Japan executed three death row convicts Tuesday for the first time since 2019, according to the Japan Times. The three executions are the first carried out under Prime Minister Fumio Kishida.

The three prisoners were identified as Yasutaka Fujishiro, 65, Tomoaki Takanezawa, 54 and Mitsunori Onogawa, 44. Fujishiro was convicted for killing seven of his relatives in Hyogo Prefecture in 2004. He was sentenced to capital punishment in May 2009 and his conviction was finalised after Japan’s Supreme Court rejected his appeal in June 2015. Takanezawa and Onogawa were convicted of killing two employees at two separate pachinko parlors in Gunma Prefecture in 2003. The death penalties for Takanezawa and Onogawa were finalised in July 2005 and June 2009 respectively.

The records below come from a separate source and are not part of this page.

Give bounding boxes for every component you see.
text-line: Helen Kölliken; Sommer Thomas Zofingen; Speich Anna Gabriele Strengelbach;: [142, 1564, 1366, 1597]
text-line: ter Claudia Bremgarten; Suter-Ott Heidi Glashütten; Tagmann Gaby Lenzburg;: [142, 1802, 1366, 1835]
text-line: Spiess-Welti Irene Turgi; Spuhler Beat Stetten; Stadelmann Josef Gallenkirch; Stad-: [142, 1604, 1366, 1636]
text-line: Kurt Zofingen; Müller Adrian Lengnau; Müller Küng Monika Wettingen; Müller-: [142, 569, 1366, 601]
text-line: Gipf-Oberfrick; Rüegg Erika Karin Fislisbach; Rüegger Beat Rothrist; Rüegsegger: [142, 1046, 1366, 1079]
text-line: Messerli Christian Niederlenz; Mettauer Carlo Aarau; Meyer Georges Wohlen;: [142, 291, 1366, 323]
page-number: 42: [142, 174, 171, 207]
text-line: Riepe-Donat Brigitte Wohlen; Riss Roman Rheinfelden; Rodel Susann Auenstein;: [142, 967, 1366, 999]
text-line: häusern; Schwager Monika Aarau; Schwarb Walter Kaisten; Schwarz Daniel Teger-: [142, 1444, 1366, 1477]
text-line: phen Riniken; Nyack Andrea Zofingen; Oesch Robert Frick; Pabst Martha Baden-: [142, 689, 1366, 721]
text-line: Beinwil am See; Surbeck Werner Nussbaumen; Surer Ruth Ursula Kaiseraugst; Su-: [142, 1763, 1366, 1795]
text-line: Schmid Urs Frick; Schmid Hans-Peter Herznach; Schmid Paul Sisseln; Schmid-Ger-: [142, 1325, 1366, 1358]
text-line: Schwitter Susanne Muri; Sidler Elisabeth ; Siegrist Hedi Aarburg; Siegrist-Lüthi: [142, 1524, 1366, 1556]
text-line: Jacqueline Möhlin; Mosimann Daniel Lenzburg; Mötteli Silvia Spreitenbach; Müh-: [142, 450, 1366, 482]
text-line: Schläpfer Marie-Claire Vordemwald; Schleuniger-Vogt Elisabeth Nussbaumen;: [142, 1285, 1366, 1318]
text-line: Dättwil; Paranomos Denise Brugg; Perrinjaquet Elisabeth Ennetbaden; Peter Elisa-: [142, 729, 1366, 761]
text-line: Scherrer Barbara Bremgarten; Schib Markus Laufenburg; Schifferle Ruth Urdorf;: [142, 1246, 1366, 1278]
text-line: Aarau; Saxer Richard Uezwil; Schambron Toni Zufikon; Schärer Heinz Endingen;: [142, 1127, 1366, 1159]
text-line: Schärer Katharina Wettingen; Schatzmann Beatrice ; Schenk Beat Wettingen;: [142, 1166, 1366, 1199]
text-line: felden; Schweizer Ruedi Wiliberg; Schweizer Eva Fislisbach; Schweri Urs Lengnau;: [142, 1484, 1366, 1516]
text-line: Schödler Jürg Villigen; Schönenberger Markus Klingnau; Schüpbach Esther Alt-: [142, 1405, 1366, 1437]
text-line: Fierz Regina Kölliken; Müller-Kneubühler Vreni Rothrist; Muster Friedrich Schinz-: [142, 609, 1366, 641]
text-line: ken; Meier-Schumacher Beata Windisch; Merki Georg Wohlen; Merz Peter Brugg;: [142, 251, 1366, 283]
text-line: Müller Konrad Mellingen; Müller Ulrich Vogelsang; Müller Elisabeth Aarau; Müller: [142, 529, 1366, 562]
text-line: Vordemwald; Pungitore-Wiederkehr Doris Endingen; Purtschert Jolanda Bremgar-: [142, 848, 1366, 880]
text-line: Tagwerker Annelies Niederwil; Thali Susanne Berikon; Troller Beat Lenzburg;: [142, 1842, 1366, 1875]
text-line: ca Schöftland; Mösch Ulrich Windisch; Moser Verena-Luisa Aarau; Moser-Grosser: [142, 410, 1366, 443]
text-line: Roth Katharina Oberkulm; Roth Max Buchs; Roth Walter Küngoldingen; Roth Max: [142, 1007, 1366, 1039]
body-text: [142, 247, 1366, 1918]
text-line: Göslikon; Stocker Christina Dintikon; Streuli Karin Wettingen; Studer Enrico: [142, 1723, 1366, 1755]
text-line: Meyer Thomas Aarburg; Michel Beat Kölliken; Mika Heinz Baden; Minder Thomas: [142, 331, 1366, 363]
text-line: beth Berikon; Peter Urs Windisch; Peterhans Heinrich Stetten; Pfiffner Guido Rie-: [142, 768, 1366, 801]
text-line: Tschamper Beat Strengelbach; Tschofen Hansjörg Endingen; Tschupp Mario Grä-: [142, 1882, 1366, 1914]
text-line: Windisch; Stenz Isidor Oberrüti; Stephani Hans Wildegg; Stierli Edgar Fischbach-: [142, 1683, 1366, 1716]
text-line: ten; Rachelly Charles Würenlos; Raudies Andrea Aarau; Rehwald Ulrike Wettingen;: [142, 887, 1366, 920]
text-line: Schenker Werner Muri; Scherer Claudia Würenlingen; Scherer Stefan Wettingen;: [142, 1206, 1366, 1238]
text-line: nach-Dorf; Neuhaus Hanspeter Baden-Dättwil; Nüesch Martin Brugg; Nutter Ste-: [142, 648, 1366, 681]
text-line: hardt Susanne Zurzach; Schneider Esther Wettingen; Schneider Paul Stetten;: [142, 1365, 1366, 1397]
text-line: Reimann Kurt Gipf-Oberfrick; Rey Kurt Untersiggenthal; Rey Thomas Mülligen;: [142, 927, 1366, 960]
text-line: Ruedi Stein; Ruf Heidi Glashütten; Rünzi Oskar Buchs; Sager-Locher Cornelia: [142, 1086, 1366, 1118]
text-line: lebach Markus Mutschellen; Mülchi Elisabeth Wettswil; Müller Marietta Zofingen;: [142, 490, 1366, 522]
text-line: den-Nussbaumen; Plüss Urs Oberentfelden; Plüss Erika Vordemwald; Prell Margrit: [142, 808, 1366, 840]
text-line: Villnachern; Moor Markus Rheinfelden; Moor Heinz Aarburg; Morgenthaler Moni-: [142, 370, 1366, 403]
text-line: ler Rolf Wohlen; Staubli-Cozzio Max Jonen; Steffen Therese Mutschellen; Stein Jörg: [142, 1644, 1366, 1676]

Japan executes its death penalties by way of hanging. Japanese prisoners and international human rights groups have continuously opposed Japan’s death penalty. Death row inmates in Japan may only be informed of their executions by authorities hours before it is carried out. In November, two Japanese prisoners filed a case opposing the practice. Additionally, the period between the final conviction and execution in Japan can span decades, which may lead to severe mental trauma and suffering.

Amnesty International has consistently opposed the country’s death penalty practices. According to the group, the death penalty naturally violates international instruments that aim to prohibit the same including the Second Optional Protocol to the International Covenant on Civil and Political Rights, Protocol Number 6 to the European Convention on Human Rights and the Protocol to the American Convention on Human Rights to Abolish the Death Penalty.